Iqbaal sesekali merintih, lengannya masih dibasuh air. Apa harusnya ia berhenti saja karena belum tentu dibasuh dengan air adalah pilihan tepat, kan? Setelah berhenti, kulitnya meninggalkan rasa nyeri yang makin menjadi. Makin parah.

"Itu luka bakar, kan?" Suara seseorang menceletuk, Iqbaal menengok dengan sigap mendapati seorang gadis berperawakan tinggi keluar dari musala sekolah. Di tangannya tampak membawa tas mukena. Jika dilihat dari waktu, gadis itu pasti habis dari salat duha.

"A-ah, iya," jawab Iqbaal. sambil memerhatikan si gadis yang sedang memakai sepatunya. Setelah mengikat simpul sepatu terakhir, gadis terkait menghampiri dan menilik lengannya.

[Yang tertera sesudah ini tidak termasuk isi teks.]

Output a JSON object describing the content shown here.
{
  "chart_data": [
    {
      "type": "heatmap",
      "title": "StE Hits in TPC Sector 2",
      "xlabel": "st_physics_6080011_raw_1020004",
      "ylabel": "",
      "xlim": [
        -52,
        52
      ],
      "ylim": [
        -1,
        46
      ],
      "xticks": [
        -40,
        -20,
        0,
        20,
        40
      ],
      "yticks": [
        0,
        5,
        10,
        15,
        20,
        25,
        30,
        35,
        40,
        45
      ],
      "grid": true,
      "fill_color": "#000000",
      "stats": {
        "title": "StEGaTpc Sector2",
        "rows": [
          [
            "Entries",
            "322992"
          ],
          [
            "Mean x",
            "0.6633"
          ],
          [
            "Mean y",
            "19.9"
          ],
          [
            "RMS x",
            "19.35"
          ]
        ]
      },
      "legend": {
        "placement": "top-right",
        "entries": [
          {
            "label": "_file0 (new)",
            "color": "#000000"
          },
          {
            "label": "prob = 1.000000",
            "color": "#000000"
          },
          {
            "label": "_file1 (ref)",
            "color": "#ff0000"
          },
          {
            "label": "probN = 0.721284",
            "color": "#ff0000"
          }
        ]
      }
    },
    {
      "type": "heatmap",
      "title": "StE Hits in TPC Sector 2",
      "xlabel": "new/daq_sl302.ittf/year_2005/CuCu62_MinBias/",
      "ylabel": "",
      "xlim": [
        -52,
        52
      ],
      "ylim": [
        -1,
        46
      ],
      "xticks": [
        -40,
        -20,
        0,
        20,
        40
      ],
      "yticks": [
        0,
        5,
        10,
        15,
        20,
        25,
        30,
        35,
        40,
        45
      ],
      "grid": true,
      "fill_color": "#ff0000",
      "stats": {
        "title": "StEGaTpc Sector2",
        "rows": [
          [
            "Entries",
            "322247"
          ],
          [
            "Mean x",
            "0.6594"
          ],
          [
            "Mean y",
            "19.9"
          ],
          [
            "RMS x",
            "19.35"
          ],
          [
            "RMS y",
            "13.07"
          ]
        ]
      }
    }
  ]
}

"Kenapa tidak dikasih salep? Enggak ke UKS?" semburnya sambil mengernyit.

"Euh, karena jauh? UKS lumayan jauh dari kantin dan mi ayam bakso gue pun tadi ketinggalan."

Gadis tersebut mendengkus lalu menarik lengan Iqbaal yang tidak terluka. "Iqbaal harus dibawa ke UKS," tukasnya cepat sambil berjalan setengah berlari. Iqbaal terkejut karena tiba-tiba ia menariknya lalu langsung menyebut namanya. Lelaki kelahiran bulan Desember itu tidak mengenal sang gadis, tapi ia cukup tahu bila ada orang yang langsung menyebut namanya. Iqbaal adalah salah satu anggota grup musik yang sedang beken. Namanya juga sudah dikenal di nasional. Terlebih, ia baru menerima tawaran bermain film akhir-akhir ini. Siapa yang tidak akan kenal?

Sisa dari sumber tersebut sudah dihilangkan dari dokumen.